In a weird work/#mscedc crossover moment, I’m about to present to grads on IFTTT #gradtools
— Helen Murphy (@lemurph) March 2, 2017
This was a bit fortuitous (and came about because I jokingly suggested to my manager in the first week of EDC that I was now an “automation genius”), but I thought I’d share the gist of what I said. I was speaking to HASS graduate researchers, so I tried to provide them with a few ways that I thought IFTTT might be useful for research. If anyone reading has other suggestions I’d be really grateful to hear them!
- Publicising your work: e.g. getting IFTTT to tweet or FB blog posts you write, reaching a wider audience without necessarily needing to do extra work.
- Curating research: e.g. using IFTTT to save tweets on a topic, or things said about you during a conference presentation, and put them somewhere you can safely retrieve them at a later stage (or when someone talking about the REF asks you about impact)
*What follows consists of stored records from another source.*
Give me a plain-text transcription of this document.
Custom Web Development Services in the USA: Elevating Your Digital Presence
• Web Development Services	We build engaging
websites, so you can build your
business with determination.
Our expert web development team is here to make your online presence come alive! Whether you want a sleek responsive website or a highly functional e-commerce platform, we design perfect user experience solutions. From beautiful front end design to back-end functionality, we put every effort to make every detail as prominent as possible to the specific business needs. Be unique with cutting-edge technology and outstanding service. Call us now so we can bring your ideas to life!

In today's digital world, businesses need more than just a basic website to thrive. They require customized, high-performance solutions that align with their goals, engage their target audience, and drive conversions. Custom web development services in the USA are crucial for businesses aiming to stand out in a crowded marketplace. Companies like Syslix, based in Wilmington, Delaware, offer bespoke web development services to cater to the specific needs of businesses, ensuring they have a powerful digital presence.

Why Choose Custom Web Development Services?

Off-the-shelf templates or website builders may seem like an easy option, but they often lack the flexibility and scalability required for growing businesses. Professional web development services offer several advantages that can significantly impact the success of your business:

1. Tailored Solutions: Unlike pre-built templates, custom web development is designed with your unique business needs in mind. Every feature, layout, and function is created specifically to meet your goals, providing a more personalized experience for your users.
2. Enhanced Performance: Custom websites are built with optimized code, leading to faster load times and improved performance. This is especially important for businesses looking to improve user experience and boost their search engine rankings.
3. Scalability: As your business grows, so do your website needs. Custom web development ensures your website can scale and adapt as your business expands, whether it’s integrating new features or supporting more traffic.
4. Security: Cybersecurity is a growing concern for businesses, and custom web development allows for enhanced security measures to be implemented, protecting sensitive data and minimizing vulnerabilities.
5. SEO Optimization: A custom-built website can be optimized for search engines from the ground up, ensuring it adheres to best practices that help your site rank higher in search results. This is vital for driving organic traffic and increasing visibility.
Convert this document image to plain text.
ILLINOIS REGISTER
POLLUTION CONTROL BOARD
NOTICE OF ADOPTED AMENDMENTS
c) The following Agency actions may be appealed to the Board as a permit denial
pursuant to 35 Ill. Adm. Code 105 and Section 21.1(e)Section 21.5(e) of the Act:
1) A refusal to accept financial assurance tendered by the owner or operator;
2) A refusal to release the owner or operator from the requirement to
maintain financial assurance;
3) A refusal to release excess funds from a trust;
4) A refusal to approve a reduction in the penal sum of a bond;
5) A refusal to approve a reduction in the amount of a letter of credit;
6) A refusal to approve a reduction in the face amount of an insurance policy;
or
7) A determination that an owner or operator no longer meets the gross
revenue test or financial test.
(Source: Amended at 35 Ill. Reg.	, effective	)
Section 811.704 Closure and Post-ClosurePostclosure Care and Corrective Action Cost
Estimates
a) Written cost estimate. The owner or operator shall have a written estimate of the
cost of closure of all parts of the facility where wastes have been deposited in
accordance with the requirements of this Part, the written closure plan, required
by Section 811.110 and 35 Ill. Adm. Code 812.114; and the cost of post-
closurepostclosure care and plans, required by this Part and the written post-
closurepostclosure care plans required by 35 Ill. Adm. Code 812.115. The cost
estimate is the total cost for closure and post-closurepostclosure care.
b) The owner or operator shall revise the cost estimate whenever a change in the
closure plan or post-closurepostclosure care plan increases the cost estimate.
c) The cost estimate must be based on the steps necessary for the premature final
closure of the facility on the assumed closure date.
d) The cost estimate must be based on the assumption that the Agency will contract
- Organising your life: e.g. there are IFTTT recipes for getting reminders about starred emails you haven’t dealt with, or saving contacts’ details somewhere sensible.
- Backing up your back-ups e.g. I talk about backing up work a lot; but it dawns on me that if you regularly back up to say, Dropbox, you could get IFTTT to back up your back ups to Google and Evernote and lots of other places.